Governments are fundamentally about accountability. It’s fine, and perhaps long overdue, to change the paradigm from machine to organism and, as the original post suggests, it’s an attractive shift in many ways.
But governments need to be able to fulfil accountability and transparency functions that do not apply to companies or cities. Until we figure out a way to bring the accountability conversation along with the paradigmatic change discussion, it will continue to be a major roadblock.
That said, the essential truth of the Dave Gray piece, and the potential of applying some of its insights to the way we govern, is very attractive.
We are also going to have to evolve ways to define jobs and roles which give people some sense of clarity and position as they sit in an otherwise shifting, sometimes heaving sea of ambiguity, complex and evolving relationships and highly adaptable roles and functions.
Interesting thought, I agree in part, but not completely. Yes, one of the distinctive things about governments – or rather about democratic governments – is accountability, but below the top level, it’s less clear that that is what they are fundamentally about. The point of a public health service is to provide health care, the point of a rubbish collection service is to collect rubbish, the point of schools is to educate. You can argue, and I would join you in arguing, that all of those things are better done transparently and accountably, but for government-as-service-provider, it’s an interesting question about how far that is a means to an end and how far it is the end in its own right.

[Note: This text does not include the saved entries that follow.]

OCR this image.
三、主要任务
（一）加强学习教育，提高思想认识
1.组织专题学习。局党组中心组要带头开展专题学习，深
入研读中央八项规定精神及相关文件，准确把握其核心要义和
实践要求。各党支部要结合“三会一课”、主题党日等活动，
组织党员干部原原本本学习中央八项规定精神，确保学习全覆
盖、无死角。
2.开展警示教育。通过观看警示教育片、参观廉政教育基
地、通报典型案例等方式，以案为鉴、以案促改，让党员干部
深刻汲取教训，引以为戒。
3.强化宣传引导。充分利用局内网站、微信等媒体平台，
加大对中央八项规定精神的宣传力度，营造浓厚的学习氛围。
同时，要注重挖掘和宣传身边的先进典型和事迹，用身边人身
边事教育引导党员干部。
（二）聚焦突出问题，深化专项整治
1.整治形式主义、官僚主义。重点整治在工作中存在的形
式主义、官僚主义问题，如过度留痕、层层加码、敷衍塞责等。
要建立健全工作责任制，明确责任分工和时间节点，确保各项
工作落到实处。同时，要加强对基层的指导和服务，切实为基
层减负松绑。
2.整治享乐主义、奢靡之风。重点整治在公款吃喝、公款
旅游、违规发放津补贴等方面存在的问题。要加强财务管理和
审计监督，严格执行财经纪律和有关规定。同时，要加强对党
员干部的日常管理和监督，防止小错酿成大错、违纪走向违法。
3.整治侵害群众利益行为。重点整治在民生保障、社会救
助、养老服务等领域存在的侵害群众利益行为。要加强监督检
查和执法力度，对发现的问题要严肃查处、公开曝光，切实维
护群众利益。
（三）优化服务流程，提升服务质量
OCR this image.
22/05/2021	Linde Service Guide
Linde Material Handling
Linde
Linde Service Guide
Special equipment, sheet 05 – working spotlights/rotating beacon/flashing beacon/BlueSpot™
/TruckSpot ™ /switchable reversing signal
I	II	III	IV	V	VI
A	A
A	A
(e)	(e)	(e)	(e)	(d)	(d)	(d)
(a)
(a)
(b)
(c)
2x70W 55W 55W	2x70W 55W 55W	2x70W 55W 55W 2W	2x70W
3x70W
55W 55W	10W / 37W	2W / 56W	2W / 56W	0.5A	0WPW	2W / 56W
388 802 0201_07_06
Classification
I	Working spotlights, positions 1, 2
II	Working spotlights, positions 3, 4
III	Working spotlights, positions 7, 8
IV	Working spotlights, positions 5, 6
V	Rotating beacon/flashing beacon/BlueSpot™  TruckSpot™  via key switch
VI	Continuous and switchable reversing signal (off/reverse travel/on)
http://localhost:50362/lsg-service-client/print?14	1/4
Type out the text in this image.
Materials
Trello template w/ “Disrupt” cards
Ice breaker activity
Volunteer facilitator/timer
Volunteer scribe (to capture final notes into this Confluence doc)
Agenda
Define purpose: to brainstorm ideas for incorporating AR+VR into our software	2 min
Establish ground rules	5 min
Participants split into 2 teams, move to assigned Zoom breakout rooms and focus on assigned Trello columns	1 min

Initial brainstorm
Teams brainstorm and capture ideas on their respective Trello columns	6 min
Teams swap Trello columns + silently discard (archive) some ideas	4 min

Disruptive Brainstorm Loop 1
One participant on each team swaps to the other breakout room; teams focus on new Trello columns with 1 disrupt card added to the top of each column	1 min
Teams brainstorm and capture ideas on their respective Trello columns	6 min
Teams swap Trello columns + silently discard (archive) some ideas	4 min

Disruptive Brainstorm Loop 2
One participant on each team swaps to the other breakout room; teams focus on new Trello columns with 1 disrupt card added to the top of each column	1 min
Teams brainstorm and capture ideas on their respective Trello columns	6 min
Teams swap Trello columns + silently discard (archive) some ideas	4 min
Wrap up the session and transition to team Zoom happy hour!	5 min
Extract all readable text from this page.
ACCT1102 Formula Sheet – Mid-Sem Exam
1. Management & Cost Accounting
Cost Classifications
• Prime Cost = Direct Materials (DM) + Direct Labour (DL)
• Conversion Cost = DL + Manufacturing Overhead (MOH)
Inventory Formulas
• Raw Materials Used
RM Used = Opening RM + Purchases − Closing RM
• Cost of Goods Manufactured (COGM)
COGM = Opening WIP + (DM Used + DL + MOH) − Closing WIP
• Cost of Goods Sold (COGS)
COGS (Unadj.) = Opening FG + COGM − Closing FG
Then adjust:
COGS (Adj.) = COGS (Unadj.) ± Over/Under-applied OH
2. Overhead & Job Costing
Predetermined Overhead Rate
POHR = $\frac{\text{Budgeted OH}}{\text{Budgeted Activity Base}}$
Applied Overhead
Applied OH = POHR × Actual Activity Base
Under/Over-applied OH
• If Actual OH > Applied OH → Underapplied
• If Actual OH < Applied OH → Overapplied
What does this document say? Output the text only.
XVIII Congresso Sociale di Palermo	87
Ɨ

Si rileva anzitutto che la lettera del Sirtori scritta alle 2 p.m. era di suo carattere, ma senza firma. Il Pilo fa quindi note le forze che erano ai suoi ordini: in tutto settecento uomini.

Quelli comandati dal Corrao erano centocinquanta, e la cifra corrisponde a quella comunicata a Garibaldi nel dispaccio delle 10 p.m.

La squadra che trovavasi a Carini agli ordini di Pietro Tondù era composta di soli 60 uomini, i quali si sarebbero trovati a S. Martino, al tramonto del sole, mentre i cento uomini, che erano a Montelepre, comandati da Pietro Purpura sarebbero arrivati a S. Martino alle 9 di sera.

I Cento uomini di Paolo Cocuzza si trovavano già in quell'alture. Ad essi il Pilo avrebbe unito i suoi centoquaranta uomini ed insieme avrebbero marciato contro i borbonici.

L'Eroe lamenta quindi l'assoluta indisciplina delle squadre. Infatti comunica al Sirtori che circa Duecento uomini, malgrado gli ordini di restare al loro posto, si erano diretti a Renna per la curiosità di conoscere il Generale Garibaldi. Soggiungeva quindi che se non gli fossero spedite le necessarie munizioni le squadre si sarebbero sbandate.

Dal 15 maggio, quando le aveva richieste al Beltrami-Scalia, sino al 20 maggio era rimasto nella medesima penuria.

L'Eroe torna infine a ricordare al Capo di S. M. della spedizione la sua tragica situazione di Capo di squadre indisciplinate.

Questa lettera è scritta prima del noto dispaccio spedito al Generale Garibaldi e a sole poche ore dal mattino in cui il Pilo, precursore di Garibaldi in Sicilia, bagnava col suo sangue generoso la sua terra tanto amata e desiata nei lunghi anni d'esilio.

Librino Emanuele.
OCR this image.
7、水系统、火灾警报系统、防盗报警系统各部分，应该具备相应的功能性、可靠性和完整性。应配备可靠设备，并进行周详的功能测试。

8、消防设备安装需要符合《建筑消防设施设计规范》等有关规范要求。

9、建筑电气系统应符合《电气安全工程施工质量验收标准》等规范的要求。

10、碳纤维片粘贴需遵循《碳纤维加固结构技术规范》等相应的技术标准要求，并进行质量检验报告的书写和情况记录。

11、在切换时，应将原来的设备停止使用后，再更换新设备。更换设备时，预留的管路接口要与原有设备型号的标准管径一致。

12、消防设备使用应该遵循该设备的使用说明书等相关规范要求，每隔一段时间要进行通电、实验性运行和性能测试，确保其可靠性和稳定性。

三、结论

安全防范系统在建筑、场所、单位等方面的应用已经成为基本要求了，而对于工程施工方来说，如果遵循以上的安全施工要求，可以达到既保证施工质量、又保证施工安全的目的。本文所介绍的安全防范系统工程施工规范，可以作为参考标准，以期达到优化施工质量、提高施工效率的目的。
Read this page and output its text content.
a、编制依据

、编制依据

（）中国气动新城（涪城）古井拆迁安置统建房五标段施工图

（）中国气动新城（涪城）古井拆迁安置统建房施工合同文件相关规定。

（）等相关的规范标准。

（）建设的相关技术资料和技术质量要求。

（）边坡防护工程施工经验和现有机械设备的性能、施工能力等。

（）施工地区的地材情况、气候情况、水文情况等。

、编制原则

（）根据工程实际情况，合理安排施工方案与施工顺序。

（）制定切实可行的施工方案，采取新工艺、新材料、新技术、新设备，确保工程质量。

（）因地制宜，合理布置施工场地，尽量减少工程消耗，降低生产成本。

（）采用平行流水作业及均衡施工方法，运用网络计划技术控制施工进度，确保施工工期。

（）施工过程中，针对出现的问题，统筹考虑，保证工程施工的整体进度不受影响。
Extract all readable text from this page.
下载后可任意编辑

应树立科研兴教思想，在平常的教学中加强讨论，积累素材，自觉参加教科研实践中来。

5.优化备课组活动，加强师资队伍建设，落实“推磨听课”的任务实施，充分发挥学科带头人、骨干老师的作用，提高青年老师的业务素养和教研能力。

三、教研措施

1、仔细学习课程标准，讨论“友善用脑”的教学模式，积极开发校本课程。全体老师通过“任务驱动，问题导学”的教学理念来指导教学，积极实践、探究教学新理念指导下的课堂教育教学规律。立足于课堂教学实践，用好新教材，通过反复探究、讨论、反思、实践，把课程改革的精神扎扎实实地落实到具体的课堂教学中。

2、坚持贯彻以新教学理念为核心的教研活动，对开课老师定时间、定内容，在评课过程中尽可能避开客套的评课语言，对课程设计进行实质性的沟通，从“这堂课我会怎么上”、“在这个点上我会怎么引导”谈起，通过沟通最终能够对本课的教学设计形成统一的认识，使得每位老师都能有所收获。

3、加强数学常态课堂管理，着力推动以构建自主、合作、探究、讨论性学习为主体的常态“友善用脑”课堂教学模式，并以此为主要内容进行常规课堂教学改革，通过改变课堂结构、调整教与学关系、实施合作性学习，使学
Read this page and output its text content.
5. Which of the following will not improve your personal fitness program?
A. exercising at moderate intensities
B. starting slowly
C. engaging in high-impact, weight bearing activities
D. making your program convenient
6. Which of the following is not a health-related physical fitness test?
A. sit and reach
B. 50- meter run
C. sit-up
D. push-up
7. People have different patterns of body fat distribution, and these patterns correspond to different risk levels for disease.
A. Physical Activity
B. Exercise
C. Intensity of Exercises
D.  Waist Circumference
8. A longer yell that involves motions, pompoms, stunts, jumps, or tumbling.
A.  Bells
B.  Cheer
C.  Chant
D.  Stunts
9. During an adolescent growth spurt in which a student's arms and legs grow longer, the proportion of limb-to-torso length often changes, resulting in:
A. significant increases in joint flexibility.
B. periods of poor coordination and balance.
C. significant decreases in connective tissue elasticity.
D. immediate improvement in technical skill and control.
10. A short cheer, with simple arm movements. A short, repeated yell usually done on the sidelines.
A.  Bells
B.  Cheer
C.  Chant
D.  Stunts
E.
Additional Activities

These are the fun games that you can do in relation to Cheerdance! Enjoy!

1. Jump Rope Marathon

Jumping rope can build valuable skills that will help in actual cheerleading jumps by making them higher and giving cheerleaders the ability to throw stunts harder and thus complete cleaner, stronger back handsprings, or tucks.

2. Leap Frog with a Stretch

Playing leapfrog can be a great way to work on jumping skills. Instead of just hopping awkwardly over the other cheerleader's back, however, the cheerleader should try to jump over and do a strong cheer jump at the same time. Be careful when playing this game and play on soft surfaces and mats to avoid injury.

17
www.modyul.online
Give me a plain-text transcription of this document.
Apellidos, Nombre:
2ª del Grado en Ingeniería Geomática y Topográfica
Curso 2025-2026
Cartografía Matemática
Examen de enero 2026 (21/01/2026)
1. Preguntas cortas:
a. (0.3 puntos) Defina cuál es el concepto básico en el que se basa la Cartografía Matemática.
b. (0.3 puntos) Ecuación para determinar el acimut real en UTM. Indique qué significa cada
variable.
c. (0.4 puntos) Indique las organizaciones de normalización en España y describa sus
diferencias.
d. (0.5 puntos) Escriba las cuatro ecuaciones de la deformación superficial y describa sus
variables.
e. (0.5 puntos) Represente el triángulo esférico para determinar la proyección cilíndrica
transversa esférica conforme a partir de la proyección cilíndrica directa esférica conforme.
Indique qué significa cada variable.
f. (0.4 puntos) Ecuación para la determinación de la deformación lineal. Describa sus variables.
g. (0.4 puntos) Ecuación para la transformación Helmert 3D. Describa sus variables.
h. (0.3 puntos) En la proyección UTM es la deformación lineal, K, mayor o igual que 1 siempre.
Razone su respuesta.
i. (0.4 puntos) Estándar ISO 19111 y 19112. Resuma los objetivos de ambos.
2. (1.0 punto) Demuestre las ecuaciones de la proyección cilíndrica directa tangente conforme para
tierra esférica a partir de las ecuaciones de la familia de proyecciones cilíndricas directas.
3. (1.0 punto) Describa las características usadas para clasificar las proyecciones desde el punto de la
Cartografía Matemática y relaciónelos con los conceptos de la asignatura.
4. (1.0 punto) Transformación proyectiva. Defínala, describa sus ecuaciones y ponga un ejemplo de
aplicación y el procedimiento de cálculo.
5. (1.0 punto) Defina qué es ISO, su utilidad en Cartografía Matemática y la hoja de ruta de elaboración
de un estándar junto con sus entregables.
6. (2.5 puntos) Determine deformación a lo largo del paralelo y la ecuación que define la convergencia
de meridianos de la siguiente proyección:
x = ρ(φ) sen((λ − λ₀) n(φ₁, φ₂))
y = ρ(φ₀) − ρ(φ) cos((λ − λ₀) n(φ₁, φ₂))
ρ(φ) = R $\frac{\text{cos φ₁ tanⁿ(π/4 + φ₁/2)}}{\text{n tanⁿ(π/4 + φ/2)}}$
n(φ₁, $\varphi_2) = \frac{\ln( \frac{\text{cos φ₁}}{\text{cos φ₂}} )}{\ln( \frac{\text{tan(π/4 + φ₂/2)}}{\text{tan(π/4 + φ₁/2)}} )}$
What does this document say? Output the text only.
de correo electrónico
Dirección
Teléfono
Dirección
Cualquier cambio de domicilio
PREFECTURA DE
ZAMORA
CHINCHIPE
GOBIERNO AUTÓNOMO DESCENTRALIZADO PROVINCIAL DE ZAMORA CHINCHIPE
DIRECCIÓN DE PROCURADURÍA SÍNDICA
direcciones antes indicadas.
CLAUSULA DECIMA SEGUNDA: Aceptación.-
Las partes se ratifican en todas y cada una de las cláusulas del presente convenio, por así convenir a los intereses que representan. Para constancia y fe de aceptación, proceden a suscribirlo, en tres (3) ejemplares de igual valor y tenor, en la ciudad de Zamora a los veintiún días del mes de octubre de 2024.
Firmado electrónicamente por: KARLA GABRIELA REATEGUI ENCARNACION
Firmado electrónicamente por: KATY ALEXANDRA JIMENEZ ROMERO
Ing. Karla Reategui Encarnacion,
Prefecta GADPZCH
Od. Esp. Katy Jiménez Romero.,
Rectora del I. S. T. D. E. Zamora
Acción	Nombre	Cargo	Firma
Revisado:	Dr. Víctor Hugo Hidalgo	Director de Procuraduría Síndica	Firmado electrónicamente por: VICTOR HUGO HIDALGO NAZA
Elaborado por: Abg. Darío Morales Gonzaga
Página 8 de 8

That said, I do agree that the requirement for accountability is a critical and distinctive additional dimension for public sector organisations, and that that affects how we think about their structures. One of the questions in my mind as I was writing the post, but which I didn’t pursue for fear of making it even more discursive, was whether that pushed the argument one way or the other. One of the features of machine-metaphor organisations is that there is a very clear line of formal accountability to political representatives; one of the features of more organic organisational structures might be that formal links are less strong or less clear, but accountability in a broader sense is strengthened (or, of course, that it is lost altogether).
Or, to put it another way, what, if anything do we lose or have to trade off if we want to design primarily for accountability?